Nikam however maintained that Kasab was only admitting to slip through with a lighter sentence as he has only admitted to his role in the CST attacks and not in the killing of police officers, including Mumbai ATS chief Hemant Karkare.
“He has 86 charges against him, but he has only admitted to the CST incident. He is trying to take minimum responsibility,” Nikam told the court.
Nikam further stated that it seems Kasab was also trying to shield his LeT handlers based in Pakistan from investigations.
Nikam also pointed out that today’s statement is in clear deviation to what he had said before the magistrate as then Kasab had said that he was confessing so that his case is taken as a lesson to others who take the terror path.
The court had on Tuesday adjourned the hearing in the case after the prosecution sought time to file its reply on Kasab`s confession.
Kasab`s lawyer had said that his client`s admissions could not be treated as confession to the crime.
He however said today that he had told the court if it wants to accept the confession, then it should not delay it.
"Mujhe mera gunha kabool hai (I plead guilty to my crime)," Kasab had confessed before the court on Monday.
Revealing details of the attacks before the judge on Monday and Tuesday, Kasab had said that he and his slain partner Abu Ismail were directed to start firing indiscriminately at the Chhatrapati Shivaji Terminus (CST), take hostages and attack those policemen who tried to rescue the hostages.

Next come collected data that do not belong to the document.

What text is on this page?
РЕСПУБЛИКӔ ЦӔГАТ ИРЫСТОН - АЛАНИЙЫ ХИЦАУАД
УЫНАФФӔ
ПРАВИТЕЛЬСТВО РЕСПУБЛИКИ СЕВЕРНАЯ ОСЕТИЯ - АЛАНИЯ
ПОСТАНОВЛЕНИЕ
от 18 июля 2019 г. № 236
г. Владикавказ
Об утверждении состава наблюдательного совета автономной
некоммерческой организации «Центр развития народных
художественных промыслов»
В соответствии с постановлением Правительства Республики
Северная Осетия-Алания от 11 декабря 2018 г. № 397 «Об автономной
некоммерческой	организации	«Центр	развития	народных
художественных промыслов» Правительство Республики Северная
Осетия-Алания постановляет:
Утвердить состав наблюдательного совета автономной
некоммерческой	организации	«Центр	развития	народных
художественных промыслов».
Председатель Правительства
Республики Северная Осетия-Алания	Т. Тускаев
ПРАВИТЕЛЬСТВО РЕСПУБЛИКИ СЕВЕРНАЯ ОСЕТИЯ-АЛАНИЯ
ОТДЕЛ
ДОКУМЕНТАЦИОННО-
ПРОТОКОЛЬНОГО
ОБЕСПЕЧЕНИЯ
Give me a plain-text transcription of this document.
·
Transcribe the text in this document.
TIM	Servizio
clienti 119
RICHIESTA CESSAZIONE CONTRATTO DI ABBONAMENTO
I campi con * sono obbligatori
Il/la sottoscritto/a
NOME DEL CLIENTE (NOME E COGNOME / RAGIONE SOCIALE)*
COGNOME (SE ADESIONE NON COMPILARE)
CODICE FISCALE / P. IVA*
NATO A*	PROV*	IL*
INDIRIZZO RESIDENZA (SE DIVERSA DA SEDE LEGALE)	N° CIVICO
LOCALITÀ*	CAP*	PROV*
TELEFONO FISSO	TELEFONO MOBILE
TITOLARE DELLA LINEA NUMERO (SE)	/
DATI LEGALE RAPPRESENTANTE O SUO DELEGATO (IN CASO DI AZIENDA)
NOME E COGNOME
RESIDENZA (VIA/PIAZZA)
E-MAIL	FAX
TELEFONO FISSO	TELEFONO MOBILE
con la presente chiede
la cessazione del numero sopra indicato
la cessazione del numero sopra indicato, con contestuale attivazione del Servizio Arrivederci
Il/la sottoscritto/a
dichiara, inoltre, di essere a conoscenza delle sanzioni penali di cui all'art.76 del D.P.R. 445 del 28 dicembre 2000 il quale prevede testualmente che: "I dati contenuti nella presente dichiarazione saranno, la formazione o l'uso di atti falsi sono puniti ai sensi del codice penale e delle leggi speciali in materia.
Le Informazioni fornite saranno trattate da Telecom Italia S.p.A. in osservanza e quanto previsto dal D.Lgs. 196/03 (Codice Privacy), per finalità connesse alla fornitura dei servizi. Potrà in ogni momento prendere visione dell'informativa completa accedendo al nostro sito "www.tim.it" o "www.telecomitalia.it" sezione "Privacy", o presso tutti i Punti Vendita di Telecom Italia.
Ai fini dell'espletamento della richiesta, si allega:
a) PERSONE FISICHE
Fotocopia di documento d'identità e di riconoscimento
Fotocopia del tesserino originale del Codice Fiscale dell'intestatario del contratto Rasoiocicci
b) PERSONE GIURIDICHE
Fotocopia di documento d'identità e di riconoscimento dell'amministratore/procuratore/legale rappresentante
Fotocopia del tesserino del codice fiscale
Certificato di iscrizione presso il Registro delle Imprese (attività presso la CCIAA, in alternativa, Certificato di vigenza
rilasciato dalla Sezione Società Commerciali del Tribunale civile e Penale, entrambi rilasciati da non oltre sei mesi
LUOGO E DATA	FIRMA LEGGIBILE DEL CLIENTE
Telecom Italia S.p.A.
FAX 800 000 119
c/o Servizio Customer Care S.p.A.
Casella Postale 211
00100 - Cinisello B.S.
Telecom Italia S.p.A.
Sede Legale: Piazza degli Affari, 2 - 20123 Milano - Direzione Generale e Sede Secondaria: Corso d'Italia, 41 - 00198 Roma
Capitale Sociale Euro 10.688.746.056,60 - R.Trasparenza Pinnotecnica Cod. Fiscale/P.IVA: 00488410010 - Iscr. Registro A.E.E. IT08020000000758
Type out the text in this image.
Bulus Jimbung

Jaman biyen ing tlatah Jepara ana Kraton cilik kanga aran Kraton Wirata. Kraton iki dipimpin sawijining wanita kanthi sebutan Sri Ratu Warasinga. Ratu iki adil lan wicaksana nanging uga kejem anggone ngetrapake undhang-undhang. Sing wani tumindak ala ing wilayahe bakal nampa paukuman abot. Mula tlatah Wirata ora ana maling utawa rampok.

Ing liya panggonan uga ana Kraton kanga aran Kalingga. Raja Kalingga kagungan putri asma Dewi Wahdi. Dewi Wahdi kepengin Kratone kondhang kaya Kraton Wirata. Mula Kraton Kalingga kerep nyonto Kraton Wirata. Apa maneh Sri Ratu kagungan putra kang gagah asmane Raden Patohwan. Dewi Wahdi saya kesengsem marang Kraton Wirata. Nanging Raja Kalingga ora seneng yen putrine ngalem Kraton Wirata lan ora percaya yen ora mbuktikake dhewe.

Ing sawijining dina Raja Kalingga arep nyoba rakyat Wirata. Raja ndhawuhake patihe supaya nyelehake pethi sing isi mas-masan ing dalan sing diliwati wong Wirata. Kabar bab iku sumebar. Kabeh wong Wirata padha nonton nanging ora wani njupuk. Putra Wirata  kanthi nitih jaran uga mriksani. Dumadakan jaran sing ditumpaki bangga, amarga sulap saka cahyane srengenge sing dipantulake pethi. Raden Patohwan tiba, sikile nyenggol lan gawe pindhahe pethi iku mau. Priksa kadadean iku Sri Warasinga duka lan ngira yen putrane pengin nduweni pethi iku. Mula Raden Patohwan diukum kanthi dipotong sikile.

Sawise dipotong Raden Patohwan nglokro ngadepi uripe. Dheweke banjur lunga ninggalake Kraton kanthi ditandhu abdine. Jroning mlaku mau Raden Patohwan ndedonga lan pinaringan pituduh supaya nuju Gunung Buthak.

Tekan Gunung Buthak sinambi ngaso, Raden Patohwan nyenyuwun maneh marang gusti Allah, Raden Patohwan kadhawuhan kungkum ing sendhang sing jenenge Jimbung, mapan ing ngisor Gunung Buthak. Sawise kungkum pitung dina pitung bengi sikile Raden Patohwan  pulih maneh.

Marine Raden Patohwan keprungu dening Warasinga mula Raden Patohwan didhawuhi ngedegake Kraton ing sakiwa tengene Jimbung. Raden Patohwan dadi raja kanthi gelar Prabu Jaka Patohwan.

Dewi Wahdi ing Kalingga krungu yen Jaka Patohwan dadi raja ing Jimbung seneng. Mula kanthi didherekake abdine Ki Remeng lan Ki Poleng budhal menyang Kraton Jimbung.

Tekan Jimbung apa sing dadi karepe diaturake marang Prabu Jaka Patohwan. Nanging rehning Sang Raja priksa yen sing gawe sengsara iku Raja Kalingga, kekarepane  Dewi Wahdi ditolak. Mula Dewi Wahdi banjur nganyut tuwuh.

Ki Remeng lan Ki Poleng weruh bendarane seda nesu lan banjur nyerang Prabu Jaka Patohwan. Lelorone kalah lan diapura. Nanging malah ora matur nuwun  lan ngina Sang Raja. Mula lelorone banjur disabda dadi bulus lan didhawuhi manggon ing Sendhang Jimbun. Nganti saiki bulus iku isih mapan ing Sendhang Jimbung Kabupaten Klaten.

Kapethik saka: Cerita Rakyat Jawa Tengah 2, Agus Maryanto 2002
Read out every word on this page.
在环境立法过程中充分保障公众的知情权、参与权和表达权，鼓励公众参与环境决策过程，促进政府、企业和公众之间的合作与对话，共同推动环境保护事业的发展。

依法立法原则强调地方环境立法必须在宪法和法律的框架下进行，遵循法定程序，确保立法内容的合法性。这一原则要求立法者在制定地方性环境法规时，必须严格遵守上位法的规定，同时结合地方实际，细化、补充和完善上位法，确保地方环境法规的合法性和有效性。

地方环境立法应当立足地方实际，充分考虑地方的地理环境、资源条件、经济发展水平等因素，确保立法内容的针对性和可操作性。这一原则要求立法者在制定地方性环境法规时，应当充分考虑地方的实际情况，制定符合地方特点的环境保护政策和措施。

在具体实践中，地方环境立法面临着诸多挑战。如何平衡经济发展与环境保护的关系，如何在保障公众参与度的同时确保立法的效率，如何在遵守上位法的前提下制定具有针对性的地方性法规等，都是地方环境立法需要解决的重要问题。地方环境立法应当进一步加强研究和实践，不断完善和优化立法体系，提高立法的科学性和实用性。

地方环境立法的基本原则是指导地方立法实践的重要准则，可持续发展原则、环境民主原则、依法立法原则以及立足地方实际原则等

He confessed that he came along with nine other terrorists in a boat from Karachi.
Kasab also owned up for his involvement in the 26/11 terror attacks at the CST and at Cama Hospital.
He named Lashkar-e-Toiba (LeT) operative and alleged mastermind Zakir-ur-Rehman Lakhvi a key conspirator, saying he was instructed to conduct a fidayeen (suicide) attack in Mumbai.
Until now, over 133 of the total 150 witnesses have been examined in the different cases of the 26/11 attacks filed against Kasab.
Kasab has been charged with murder, conspiracy and waging war against India along with other crimes.
Kasab is the only attacker captured alive by police and is currently in custody. He was captured on CCTV during his attacks at the CST along with another terrorist, Ismail Khan.
The Government of Pakistan initially denied that Kasab was from Pakistan, but in January 2009, it officially accepted that he was a Pakistani citizen.
Kasab`s confession came two days after the Pakistan government filed a chargesheet against five 26/11 prime accused suspects.